Poursuivant son allocution, le Pape François a ajouté : « Alors que votre pays va connaître des rendez-vous politiques importants pour son avenir, il est nécessaire que l’Église apporte sa contribution, tout en évitant de se substituer aux institutions politiques et aux réalités temporelles qui conservent leur autonomie (cf. Const. Past. Gaudium et spes, n.36). En particulier, les pasteurs doivent se garder de prendre la place qui revient de plein droit aux fidèles laïcs, qui ont justement pour mission de témoigner du Christ et de l’Évangile en politique et dans tous les autres domaines de leurs activités (cf. Décr. Conc. Apostolicam actuositatem,nn. 4 ; 7). Il est donc essentiel que les fidèles laïcs soient formés en conséquence, et que vous ne cessiez pas de les soutenir, de les orienter et d’émettre des critères de discernement pour les éclairer. »

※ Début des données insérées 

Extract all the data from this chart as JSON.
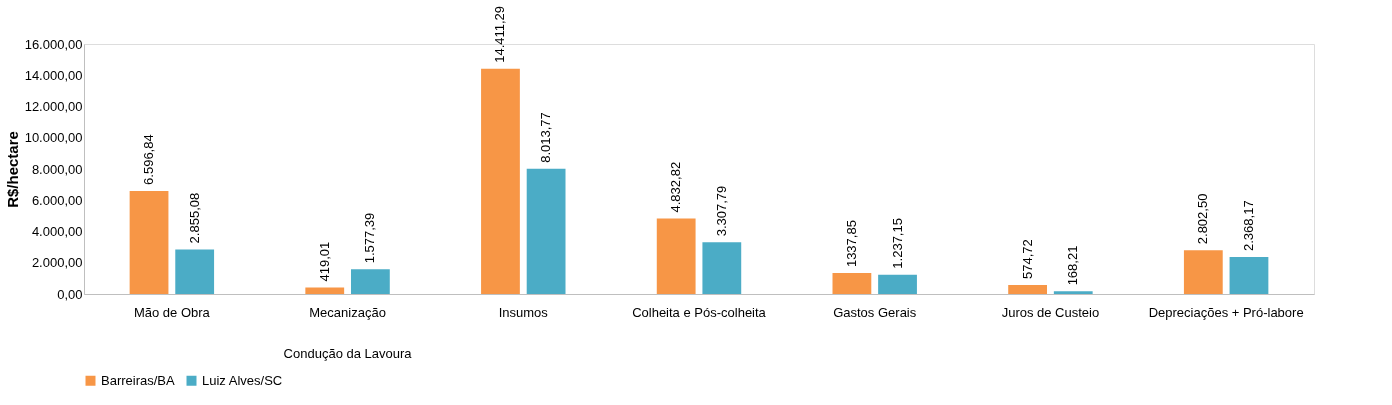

Le vendredi 31 octobre 2014, au cours d’un entretien à Radio Vatican, l’Abbé Isidore Ouedraogo, secrétaire exécutif national de Caritas Burkina n’a pas hésité de dire que dans son pays où les ONG et associations catholiques ont un rôle indispensable auprès de la population : « les chrétiens doivent s’engager ». Il convient de rappeler que dans un document publié dans Fides (organe d’information catholique) le 15 juillet 2013, les Évêques du Burkina-Faso, lisant les signes du temps, décrivaient : « une société jeune et en colère à cause du manque de perspectives dues à une politique corrompue, mais également plus consciente et plus informée grâce à la diffusion des nouvelles technologies. » (…). « Cette jeunesse est surtout insatisfaite et perdue à cause de l’absence de modèle social. L’image que leur renvoient tous ceux et toutes celles qui exercent quelque pouvoir est plutôt négative car elle est brouillée par la corruption et le clientélisme ; d’où la tentation pour une partie de cette jeunesse de couver la violence fondée sur des ressentiments, ou de s’engager dans des deals voire des relations mafieuses pourvu que ça rapporte de l’argent rapidement ».

(…). « Ils dénonçaient en outre les fortes disparités sociales existant entre une pauvreté de masse lancinante qui fait que 44% de la population vit au dessous du seuil de pauvreté et la richesse détenue par un petit groupe, qui se partage la pouvoir politique et financier au travers de la corruption et de l’usage des biens de l’État à des fins personnelles. » Qui donc au sein de la classe politique burkinabé a su mesurer la dimension prophétique de ce message ?

Ce tour d’horizon de la parole de nos Pasteurs donne, à divers niveaux et à divers contextes, la même réponse : il est de la responsabilité du chrétien de faire de la politique tant qu’elle poursuit les nobles idéaux de service au Bien Commun. Oui, le chrétien doit s’impliquer dans la politique. Croyants du Nord, du Centre et du Sud, unissons-nous pour faire triompher la justice, la fraternité, la liberté, la concorde nationale et la paix.